En un viejo castaño construyó su nido, que compartía con dos parejas de ardillas y una verdadera colonia de pájaros cantores, que aunque él no podía escucharlos, sí notaba la vibración que con sus trinos dejaban en el aire.

Desde allí divisaba no solo la laguna entera, sino también los diferentes árboles que hacia lo lejos iban formando una extensión cada vez mas espesa.

Así fue como empezó a entender el lenguaje de esos maravillosos y soberbios seres, que se erguían sobre la tierra dando frutos y sombras.

Por aquellas latitudes, la diferente fauna animal que poblaba el monte se movía más o menos a sus anchas.

A base de vivir en el silencio, Miguel había aprendido a formar parte de él, sus movimientos y maneras eran tan sutiles, que llegaba a pasar casi desapercibido para los demás. Quizás por eso, o quizás porque a base de acudir cada tarde durante tantos años al mismo lugar había acabado por adquirir sus  propias cualidades, como el olor, incluso la textura y el color, los animales no se espantaban ante su presencia.

A él le gustaba observarlos, lo hacía desde su particular mirador y aprendía de ellos, sus costumbres, sus ritos, sus relaciones…

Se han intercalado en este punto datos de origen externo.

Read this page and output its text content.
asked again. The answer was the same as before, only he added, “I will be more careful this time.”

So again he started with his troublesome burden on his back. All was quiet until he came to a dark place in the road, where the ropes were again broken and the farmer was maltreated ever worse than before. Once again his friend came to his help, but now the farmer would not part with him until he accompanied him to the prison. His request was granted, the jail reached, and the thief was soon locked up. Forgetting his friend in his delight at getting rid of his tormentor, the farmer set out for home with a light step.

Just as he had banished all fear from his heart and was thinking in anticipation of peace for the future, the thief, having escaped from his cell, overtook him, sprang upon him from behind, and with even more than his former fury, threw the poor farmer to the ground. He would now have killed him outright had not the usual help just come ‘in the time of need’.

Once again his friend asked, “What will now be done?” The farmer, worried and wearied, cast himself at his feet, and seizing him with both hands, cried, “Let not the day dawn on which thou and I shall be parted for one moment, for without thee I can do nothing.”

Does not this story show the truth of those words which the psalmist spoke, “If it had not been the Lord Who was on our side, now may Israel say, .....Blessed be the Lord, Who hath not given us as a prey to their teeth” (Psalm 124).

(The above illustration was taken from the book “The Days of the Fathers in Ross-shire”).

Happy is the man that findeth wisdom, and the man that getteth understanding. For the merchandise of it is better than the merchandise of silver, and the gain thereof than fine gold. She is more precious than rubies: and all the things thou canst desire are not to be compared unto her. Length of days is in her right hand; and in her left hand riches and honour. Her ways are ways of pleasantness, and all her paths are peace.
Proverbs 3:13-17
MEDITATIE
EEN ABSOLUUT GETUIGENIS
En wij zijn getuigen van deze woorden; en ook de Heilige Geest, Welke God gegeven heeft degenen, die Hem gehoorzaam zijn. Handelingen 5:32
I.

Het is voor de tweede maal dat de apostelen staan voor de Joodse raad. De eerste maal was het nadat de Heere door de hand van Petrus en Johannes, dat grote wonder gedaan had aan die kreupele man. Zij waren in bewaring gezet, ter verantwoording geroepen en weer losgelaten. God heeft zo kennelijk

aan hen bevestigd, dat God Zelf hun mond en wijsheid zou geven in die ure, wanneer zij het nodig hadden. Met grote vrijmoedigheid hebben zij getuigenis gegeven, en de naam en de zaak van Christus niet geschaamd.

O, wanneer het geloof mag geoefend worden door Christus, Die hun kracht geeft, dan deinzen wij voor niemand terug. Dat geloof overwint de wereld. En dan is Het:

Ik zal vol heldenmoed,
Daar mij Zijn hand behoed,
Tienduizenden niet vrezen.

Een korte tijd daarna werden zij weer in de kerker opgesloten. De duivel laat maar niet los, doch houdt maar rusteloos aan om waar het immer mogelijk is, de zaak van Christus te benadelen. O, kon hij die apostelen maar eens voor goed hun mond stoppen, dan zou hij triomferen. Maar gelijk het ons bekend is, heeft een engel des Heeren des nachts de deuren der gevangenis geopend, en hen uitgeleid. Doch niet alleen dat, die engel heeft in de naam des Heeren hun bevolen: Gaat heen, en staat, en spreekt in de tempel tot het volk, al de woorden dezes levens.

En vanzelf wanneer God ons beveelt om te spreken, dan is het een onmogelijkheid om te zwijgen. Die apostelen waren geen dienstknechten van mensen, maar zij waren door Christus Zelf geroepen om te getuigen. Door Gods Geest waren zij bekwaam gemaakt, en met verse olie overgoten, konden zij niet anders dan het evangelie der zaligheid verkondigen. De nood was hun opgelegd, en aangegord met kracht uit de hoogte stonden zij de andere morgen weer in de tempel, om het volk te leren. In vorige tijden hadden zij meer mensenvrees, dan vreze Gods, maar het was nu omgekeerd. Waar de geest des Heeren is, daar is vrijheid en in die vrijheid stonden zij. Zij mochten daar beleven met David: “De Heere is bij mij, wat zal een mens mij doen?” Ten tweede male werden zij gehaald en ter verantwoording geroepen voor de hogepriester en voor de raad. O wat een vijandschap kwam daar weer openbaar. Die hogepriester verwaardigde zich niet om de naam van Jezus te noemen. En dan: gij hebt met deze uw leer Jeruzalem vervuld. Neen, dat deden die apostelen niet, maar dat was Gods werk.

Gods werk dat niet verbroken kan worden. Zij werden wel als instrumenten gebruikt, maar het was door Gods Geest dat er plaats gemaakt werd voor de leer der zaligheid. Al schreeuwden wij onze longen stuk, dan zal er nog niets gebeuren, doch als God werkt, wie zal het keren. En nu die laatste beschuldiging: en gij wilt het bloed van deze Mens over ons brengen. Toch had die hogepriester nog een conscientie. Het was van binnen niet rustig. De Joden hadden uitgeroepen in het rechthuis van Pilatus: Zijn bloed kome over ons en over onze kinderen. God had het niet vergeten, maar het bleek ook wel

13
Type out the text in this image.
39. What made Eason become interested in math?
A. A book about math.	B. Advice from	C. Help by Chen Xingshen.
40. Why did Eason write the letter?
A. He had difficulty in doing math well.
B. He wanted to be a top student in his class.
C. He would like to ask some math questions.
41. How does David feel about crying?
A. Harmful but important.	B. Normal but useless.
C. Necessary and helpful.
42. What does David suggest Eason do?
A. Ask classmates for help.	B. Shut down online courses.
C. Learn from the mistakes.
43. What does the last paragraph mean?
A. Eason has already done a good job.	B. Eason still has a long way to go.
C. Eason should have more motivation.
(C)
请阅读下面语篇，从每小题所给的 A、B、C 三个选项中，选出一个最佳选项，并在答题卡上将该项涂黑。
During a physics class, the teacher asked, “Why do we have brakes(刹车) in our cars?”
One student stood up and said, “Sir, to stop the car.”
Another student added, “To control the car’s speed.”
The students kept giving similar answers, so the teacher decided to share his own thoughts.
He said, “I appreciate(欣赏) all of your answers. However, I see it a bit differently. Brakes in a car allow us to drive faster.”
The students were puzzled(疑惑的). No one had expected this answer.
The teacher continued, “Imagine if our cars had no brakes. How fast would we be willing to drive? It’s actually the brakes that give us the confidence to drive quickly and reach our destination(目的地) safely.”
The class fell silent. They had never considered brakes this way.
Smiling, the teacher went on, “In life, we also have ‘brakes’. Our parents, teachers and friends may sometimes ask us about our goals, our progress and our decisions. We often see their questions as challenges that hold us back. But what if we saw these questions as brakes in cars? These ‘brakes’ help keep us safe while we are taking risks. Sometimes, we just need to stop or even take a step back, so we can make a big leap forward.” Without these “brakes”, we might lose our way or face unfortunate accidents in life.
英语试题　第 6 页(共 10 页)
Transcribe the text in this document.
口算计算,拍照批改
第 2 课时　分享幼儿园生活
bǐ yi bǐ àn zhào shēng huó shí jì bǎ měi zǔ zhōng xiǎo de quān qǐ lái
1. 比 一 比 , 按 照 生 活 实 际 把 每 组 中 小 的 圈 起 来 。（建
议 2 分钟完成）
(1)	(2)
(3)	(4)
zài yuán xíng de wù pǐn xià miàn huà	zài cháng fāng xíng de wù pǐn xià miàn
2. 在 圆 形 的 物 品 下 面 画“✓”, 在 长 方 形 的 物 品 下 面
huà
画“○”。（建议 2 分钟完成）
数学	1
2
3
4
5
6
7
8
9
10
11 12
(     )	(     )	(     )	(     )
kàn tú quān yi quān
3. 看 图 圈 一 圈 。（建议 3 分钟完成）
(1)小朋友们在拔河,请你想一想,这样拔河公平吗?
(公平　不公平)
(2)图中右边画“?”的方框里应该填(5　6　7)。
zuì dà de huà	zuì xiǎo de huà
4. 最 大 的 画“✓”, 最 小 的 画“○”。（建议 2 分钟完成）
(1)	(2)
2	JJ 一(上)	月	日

 Eso era lo evidente, pero a base de observar y observar, comprobó que no todo era lo que parecía y que hasta los que en teoría no hablaban, como él, también lo hacían.

Fue en primavera cuando se percató de lo que aunque llevaba años viendo, nunca había racionalizado.

Cuando llegaban los ciervos, siempre se agrupaban en torno a uno de los cedros y comenzaban a devorar sus hojas más bajas, sin embargo, cuando lo abandonaban y se disponían  a devorar al siguiente, incomprensiblemente, y esto ocurría siempre, apenas rozaban su corteza, unos bramidos desesperados los alejaban del que supuestamente era para ellos un delicioso manjar.

Decidió comprobar por él mismo que era lo que ocurría. Había chupado alguna vez, mientras jugaba, las hojas de estos árboles y nada en su sabor hacía comprensible la actitud de los ciervos, y más cuando acababan de devorar otro ejemplar.

Entonces, una tarde, decidió probar las hojas del que huían despavoridos. Apenas lo acercó a su boca, escupió espantado ese amargo regusto que la hoja le había dejado.

No tardó mucho en comprobar la evidencia apenas unos días más de observación desde su atalaya. El cedro primero, el que era devorado, enviaba un mensaje al resto de sus compañeros, que producían inmediatamente, ante la voz de alarma del primero, una sustancia amarga que disuadía a los ciervos de seguir devorándolos.

Fue así como comprobó que los árboles hablaban sin hablar, y fue así también como entendió, que dentro de él también existía el mismo lenguaje hecho de silencios.